“The biggest lesson for me was to take it slow. There’s no need to friend half the freshman class online before you show up to school. I knew many people who were ‘friends’ with hundreds of students before they stepped on campus. Meet people in person and friend those that you like and trust. This is how true friendships are built. There was a time that people made friends before Facebook.”
Sophomore, Middlebury College
“I wish I was more of my own person. My freshman year I tried to be the person that everyone liked and, for the most part, it worked. I had accumulated 500 Facebook friends in one year. The problem was they were just Facebook friends. I didn’t have any real connections because I knew so many people superficially. The deep connections are the ones that count. I was so envious of the people I knew that had a group of 3 or 4 really close friends. Don’t sacrifice quality for quantity. Take time and build friendships.”
Rebecca, St. Louis University
From the Busted Halo Braintrust…
The Sad but True Story of sweetsexymilk
Take some time to read over your profile, does it accurately reflect the person you are now? If you’re not happy with it, take it down, change it or protect it. It’s not about being paranoid, just about keeping yourself emotionally safe and having the choice to reveal only the things YOU choose to reveal to all these new people in your life.

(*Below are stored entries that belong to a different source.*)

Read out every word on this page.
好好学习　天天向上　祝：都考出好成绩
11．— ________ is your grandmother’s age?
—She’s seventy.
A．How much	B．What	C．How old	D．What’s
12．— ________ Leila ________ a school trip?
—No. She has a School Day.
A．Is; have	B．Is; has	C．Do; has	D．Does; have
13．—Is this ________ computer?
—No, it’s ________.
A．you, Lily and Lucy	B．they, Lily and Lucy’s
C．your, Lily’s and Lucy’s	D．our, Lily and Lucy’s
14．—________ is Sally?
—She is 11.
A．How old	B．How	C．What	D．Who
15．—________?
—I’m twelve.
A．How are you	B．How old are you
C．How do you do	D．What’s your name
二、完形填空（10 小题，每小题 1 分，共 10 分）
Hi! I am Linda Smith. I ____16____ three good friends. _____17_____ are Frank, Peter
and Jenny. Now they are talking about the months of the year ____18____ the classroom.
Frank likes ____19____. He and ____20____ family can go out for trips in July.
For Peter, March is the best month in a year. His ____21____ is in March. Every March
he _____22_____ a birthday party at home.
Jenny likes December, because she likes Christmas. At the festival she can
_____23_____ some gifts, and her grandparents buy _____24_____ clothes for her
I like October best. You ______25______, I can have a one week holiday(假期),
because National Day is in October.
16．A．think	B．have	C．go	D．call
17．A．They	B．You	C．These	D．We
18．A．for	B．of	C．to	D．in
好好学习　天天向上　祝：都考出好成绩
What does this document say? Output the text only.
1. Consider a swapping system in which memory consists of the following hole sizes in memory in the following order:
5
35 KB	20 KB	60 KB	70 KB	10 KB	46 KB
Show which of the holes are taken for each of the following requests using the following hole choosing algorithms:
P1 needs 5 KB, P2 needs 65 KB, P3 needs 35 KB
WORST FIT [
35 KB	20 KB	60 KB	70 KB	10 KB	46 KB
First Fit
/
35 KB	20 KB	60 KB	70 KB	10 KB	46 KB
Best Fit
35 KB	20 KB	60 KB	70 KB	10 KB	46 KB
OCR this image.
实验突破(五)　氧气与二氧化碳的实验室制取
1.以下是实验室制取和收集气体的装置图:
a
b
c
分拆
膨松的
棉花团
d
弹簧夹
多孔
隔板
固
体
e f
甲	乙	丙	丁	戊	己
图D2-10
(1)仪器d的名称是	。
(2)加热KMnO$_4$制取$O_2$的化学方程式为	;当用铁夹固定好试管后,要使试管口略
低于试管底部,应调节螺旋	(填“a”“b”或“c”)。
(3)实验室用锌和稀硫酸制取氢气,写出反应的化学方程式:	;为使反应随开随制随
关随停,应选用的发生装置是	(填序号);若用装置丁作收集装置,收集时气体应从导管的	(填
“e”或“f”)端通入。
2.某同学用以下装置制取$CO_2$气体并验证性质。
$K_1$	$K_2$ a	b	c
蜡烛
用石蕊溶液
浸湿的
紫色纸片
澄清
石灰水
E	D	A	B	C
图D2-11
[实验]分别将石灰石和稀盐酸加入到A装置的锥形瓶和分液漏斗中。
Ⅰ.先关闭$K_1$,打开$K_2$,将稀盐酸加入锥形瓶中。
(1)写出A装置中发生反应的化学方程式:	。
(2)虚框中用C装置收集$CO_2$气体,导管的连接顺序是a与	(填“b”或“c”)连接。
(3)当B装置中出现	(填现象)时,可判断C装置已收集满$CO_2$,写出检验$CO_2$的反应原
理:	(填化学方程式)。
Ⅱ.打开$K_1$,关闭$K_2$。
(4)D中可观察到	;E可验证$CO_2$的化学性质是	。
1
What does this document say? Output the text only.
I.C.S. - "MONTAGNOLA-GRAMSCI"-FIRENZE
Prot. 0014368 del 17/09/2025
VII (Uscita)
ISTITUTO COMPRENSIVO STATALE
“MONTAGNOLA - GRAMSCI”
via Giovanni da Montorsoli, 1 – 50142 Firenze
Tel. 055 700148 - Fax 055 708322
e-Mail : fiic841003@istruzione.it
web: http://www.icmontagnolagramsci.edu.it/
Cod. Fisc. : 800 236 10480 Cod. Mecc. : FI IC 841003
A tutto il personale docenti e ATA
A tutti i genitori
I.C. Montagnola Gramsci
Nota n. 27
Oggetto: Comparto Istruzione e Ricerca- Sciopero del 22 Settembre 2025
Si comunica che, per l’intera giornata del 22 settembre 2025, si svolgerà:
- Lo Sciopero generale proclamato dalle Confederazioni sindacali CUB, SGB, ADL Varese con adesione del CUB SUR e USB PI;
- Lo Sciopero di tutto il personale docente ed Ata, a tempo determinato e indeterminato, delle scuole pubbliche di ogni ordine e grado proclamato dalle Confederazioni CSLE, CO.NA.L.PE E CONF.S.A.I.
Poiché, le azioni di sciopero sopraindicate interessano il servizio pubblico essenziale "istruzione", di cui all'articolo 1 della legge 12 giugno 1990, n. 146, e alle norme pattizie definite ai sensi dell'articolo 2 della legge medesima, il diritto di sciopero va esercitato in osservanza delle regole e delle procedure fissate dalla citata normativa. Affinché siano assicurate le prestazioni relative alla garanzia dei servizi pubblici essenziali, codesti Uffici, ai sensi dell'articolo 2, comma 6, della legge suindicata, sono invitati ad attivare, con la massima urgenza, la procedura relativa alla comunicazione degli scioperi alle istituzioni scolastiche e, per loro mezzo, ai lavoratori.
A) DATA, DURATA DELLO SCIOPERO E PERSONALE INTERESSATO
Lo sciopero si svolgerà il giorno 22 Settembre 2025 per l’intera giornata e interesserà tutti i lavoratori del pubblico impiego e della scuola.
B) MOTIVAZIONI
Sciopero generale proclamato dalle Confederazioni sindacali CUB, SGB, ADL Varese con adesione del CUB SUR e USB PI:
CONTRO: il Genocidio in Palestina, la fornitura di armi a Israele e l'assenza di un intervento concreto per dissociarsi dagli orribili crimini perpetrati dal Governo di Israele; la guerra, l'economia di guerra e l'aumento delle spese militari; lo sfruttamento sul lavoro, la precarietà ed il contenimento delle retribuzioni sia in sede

Does it accurately reflect who you want to be? Often times you will now be facebook friends with people at college before you meet them, and certainly before you get to know them well, so make sure that the person you’re presenting yourself as on facebook is really the way you want people to think of you freshman year.
sweetsexymilk (based on one BH staffer’s experience)
“One girl, who happened to have a large chest, was going through summer freshman orientation. At orientation when people were exchanging IM Screen names, she gave out her screen name, which was unfortunately (although obviously by choice) sweetsexymilk. Before she even got to college all of the freshman and most of the upperclassmen knew about sweetsexymilk, so for the first week when people met her they laughed and thought of her more as a novelty than a person. It colored everyone’s opinions of her, before she got a chance to meet them.”